Vincentric: Canadian Hybrid Analysis
Earlier this year, Vincentric released its Canadian Hybrid Analysis. After crunching the numbers, they found that only 7 of 29 hybrid vehicles analyzed had a lower total cost-of-ownership than their closest all-gasoline counterparts.
“I’m concerned about how the deprecation of fuel prices affects this market,” said David Wurster, President of Vincentric. “This is the first time we’ve done the analysis in Canada. In the States we’ve done it a few times and we’ve had fewer vehicles actually paying for themselves, in terms of cost of ownership, because fuel costs declined so much.”
To conduct the Canadian Hybrid Analysis, Vincentric measured total cost-of-ownership using eight different cost factors: depreciation, fees & taxes, financing, fuel, insurance, maintenance, opportunity cost, and repairs. The analysis assumed vehicle ownership of five years and 25,000 annual kms of driving.
Hybrids are usually sold at a premium, when compared with their non-hybrid counterparts, and this premium impacts other cost factors, namely financing costs, fees and taxes, and depreciation.
“In some cases fuel cost savings can help offset these costs,” Wurster adds, “but with fuel prices decreasing approximately 33% in the past six months, increased fuel efficiency alone is not always enough to keep hybrids competitive with their all-gas counterparts.”
Hybrids still viable
Wurster is quick to point out that his organization is not condemning hybrids, nor is he trying to dissuade fleets from investing in them. “Despite decreasing oil prices, we saw vehicles that more than paid for themselves,” he said. “If you’re concerned about carbon emissions, as well as your wallet, there are still values in the hybrid marketplace that can pay for themselves, relative to a comparable non-hybrid competitor.”

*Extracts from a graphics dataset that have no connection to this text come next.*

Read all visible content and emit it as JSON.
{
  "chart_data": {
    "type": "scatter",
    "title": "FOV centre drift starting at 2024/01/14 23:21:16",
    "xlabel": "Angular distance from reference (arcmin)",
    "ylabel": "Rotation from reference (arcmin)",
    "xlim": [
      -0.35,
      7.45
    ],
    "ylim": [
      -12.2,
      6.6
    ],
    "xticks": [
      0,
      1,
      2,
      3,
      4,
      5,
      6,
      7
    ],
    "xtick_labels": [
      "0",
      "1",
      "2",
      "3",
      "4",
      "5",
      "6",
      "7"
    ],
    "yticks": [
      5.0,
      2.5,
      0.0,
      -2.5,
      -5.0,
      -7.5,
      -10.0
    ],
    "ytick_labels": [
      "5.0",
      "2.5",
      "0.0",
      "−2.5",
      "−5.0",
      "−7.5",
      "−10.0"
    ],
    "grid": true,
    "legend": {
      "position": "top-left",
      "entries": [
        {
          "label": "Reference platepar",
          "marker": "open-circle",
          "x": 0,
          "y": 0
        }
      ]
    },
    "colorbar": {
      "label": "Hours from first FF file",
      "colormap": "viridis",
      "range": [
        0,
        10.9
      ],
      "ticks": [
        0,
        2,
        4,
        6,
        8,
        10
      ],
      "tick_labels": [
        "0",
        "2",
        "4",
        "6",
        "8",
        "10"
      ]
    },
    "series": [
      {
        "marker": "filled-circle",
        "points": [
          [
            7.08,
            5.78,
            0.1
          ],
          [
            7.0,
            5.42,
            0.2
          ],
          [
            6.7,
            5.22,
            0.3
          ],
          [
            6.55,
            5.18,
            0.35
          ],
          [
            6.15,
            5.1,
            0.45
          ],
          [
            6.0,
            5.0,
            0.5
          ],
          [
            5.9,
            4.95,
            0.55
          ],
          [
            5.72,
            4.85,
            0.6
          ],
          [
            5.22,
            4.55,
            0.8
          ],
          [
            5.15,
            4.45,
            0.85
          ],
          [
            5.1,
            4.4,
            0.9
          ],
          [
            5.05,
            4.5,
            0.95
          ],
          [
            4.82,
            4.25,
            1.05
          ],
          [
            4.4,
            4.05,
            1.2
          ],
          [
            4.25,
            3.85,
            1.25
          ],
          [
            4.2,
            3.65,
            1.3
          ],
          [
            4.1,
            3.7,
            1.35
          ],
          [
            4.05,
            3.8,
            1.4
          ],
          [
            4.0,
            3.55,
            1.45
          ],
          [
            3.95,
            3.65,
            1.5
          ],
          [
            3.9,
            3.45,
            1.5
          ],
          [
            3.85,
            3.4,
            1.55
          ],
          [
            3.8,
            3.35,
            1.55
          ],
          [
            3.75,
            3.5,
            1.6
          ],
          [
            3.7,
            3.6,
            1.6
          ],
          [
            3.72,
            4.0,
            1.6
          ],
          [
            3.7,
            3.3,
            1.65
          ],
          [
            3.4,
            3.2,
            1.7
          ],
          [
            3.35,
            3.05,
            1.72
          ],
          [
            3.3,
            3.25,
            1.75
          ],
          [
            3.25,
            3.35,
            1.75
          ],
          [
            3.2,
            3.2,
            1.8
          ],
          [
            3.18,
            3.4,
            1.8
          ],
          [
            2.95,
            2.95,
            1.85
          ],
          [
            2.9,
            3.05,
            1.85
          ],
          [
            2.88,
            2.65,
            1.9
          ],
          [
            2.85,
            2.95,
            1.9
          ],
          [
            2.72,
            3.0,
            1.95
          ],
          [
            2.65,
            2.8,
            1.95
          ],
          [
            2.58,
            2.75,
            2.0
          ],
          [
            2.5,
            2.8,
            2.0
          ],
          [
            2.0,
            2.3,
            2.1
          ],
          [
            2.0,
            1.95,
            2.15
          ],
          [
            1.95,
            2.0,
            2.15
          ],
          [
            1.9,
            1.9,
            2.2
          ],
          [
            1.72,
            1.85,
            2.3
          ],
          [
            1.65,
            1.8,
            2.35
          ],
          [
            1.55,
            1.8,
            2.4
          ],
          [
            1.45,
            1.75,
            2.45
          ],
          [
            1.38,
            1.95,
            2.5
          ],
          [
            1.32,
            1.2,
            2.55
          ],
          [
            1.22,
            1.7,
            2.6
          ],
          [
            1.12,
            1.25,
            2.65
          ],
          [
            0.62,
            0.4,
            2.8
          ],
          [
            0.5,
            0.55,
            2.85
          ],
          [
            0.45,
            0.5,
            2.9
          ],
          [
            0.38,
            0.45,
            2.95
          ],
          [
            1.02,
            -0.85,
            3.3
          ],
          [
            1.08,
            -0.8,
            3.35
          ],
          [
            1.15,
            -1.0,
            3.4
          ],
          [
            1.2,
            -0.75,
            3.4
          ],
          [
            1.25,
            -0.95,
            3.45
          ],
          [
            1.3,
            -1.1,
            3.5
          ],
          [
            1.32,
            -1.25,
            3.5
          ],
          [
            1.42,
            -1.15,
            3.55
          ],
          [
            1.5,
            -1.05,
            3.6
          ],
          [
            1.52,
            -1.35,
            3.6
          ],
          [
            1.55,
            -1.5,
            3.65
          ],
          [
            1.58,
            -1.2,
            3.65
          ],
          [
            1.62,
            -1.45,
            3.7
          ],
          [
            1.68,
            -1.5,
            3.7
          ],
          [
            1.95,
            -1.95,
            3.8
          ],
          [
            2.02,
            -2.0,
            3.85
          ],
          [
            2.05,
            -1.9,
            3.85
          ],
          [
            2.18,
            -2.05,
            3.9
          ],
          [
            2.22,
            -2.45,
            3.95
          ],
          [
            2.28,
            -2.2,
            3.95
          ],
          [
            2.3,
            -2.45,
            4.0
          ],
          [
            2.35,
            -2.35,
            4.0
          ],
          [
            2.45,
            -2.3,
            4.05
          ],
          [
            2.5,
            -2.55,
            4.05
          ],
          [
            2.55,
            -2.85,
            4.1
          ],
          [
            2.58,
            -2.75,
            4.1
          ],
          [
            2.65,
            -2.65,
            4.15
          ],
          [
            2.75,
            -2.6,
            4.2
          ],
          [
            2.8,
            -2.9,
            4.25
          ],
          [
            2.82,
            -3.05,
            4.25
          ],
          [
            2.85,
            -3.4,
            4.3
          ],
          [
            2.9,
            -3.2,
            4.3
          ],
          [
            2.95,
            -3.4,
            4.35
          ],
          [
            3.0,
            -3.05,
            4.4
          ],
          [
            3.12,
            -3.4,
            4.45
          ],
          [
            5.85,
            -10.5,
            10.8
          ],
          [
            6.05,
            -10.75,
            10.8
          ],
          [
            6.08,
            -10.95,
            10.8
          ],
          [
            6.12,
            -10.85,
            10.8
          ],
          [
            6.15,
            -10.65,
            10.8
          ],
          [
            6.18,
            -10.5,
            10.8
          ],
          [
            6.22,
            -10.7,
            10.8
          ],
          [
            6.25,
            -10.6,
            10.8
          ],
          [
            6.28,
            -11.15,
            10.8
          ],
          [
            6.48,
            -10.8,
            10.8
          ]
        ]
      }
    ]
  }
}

The bottom line, Wurster said, is that fleet buyers need to look at their specific requirements to see if hybrids make sense for them. “If the objective is to lower fuel costs and lower cost of ownership, you can still find values in the hybrid market. But you do have to look at specific lifecycle and driving patterns, and the specific vehicles you want to compare against. And if you want to hedge your bet for increasing fuel prices, hybrids are still a smart way to go.”